Acquasanta Terme è un paese lungo la vecchia Salaria fra Ascoli e Arquata. I due Carabinieri forestali mi aspettano qui. Il maresciallo Davide Rossi è responsabile della Stazione di San Martino d’Acquasanta e coordina il servizio di monitoraggio frane. Passerò la giornata con lui e col suo compagno Gian Mario De Angelis. Partiamo subito. La località che dobbiamo raggiungere si chiama Pito, ed è in pieno Parco Nazionale. Arriviamo in meno di una mezz’oretta di macchina e parcheggiamo in un piccolo piazzale a ridosso delle case.
Il paese è deserto. Quando è arrivata la frana fortunatamente questo piccolo centro abitato fra le montagne era stato già evacuato perché inagibile. Era rimasto un solo abitante, che è stato portato via.
Il terreno erboso è dilaniato da un enorme solco di fango che comincia nella parte più alta della montagna e scende a valle, fino al torrente. Il fango si è trascinato dietro un capanno, gli alberi e ha lambito il centro abitato, fino a tracimare nel torrente e l’acqua ora scorre sulla strada.
Davide e Gian Mario risalgono a piedi fra le case: c’è odore di gas: lo smottamento di terreno potrebbe aver rotto qualche conduttura. Prendono le coordinate e le trasmettono ai Vigili del Fuoco in modo che possano risalire alla perdita. Mentre camminiamo Davide mi spiega come l’abbandono delle campagne sia all’origine di molte di queste frane. «Le sorgenti venivano controllate dagli allevatori ma senza le cure di chi viveva qui, le fonti si sono degradate.
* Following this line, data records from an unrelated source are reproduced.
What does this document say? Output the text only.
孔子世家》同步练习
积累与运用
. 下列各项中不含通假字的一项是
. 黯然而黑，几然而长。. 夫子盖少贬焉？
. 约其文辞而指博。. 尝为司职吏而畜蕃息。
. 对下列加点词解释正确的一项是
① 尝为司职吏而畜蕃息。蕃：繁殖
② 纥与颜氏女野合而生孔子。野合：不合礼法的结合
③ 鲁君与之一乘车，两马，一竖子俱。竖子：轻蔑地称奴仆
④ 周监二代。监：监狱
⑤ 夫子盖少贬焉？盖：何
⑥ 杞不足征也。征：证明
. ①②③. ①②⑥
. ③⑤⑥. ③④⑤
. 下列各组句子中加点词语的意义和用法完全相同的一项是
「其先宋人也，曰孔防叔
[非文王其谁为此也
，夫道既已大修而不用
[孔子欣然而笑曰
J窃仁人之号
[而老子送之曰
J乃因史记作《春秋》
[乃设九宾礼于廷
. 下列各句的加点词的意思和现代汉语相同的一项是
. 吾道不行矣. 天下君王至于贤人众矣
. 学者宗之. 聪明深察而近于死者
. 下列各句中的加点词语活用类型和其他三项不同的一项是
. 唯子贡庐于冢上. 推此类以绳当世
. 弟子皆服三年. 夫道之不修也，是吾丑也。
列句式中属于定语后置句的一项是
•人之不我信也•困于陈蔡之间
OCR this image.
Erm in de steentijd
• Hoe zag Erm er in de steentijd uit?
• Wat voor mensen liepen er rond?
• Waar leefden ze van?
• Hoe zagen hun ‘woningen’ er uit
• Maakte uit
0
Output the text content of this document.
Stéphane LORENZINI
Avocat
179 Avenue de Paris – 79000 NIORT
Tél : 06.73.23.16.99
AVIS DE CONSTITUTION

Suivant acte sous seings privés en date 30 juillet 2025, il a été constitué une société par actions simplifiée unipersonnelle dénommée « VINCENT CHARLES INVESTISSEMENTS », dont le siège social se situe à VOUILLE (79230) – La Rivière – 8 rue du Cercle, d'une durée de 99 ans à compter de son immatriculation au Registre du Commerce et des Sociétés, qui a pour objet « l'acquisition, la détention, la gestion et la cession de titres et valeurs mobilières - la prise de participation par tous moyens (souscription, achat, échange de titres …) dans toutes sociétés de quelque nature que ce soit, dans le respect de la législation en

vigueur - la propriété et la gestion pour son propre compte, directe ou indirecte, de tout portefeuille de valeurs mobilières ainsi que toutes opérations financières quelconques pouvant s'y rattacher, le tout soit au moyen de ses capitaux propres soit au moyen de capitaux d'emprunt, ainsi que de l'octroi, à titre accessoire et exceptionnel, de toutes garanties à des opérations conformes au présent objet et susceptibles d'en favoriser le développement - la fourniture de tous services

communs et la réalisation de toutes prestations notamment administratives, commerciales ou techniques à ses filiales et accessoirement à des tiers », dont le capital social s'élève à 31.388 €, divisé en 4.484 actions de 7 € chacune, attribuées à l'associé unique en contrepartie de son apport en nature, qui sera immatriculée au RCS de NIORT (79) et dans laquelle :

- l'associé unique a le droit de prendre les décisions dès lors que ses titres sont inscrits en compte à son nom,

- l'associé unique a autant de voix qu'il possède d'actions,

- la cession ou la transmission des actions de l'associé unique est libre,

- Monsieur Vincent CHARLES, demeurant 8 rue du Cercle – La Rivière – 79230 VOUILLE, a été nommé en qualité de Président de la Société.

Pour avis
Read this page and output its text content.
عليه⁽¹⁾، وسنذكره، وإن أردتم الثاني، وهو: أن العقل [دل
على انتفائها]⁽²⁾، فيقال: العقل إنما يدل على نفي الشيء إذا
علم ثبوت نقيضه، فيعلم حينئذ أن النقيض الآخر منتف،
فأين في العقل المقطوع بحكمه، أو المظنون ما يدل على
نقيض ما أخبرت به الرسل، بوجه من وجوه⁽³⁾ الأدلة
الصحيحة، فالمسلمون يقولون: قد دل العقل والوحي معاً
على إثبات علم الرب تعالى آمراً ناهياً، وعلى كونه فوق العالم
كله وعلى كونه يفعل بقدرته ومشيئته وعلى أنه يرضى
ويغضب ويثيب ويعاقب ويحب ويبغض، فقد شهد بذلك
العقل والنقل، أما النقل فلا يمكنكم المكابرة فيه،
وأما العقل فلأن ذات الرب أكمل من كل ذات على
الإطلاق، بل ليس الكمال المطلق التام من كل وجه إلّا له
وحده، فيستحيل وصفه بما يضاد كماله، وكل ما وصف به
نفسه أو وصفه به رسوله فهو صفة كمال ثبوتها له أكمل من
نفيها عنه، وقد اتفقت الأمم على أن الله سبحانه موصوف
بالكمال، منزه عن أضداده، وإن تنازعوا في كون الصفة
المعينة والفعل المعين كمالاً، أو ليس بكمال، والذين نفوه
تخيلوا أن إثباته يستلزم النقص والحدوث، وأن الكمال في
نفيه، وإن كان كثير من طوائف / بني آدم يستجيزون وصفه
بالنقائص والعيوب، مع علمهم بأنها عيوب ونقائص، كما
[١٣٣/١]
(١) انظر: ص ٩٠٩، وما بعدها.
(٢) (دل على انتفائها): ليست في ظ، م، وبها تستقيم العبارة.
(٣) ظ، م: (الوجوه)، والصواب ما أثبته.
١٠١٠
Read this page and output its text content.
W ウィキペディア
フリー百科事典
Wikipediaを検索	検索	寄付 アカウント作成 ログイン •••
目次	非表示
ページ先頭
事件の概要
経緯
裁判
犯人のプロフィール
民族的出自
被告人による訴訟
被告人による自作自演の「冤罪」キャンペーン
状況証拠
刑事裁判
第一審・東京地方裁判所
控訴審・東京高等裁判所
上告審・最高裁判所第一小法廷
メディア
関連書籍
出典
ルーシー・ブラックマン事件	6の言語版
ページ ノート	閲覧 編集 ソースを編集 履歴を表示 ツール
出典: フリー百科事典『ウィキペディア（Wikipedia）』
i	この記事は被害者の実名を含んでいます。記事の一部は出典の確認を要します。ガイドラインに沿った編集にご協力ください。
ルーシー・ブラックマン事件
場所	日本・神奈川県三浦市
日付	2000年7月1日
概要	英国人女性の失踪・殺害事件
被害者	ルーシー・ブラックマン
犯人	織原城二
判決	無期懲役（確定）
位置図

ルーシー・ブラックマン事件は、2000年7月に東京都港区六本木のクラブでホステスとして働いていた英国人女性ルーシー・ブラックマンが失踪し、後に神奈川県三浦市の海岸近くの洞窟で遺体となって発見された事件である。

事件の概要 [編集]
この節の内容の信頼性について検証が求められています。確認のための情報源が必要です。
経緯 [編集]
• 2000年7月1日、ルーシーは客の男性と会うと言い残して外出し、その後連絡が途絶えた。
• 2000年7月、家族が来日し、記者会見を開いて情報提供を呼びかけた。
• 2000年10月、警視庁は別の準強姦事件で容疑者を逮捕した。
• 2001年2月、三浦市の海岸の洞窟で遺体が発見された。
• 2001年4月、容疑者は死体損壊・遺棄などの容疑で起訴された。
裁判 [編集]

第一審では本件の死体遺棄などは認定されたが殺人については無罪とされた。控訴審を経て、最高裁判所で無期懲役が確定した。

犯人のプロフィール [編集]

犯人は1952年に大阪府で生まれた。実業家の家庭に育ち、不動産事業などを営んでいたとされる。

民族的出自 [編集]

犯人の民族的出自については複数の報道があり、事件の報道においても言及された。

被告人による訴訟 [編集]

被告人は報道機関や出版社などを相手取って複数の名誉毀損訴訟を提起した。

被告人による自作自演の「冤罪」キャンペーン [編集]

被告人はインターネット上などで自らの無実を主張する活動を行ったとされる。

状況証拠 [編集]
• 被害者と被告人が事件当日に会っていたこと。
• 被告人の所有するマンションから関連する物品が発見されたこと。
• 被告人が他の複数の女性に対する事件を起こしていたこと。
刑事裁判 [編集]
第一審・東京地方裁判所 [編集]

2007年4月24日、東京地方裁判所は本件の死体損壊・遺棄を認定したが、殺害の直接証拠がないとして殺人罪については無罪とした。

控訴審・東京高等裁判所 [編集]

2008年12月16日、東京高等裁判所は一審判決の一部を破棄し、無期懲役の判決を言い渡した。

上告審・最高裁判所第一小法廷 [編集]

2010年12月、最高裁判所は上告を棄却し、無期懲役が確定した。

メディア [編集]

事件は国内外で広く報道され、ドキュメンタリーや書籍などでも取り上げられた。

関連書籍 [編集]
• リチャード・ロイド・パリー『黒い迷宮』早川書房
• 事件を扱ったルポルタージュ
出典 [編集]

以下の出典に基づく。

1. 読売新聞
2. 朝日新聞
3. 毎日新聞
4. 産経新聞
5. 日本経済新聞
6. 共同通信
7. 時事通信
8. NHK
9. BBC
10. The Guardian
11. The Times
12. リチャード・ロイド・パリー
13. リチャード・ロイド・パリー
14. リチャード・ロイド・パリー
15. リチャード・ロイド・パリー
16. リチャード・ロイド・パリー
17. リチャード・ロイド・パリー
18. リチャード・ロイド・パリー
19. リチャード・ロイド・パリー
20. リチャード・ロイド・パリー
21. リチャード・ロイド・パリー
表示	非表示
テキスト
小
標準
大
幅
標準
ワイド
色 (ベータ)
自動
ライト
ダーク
Questa è un’area ricca di argilla e arenarie, soggetta di per sé a rischio franoso: i continui terremoti non hanno fatto altro che accelerare i processi».
Davide e Gian Mario cominciano il rilievo di campo: a intervalli regolari misurano con una bindella la larghezza della frana, la pendenza e il perimetro della zona coinvolta. Georeferenziano ogni dettaglio significativo della frana e riportano lutto su una scheda che passeranno all’Autorità del bacino idrografico del Tronto. I dati raccolti serviranno, per quanto possibile, a individuare le zone a rischio e decidere gli interventi per tutelare la popolazione.
Dopo un paio d’ore di rilievi ripartiamo in auto: c’è una seconda segnalazione.
«Quello che ci troveremo davanti adesso è diverso» mi anticipa Gian Mario. «È una frana da distacco e ribaltamento di massi di grandi dimensioni». Quando parcheggiamo l’auto sul ciglio a monte della strada, sul lato a valle un masso alto 4 o 5 metri si è appoggiato appena fuori dalla carreggiata, dopo averla attraversata come un meteorite. Scendendo a valle ha distrutto tutto quello che ha trovato lungo la sua strada: le piante sono divelte, rami e tronchi dappertutto.
Ci arrampichiamo verso la parete rocciosa, nel silenzio si sentono solo i nostri passi.
Poco più in là si vede il punto da cui il blocco di roccia si è staccato, tutto d’un pezzo: la montagna, verso la cima, è orfana di una sua parte. Altri massi si sono staccati più in basso. Insieme si sono trascinati via la linea telefonica. «Questo è frutto delle continue scosse» mi dice Gian Mario «La realtà a volte supera la fantasia».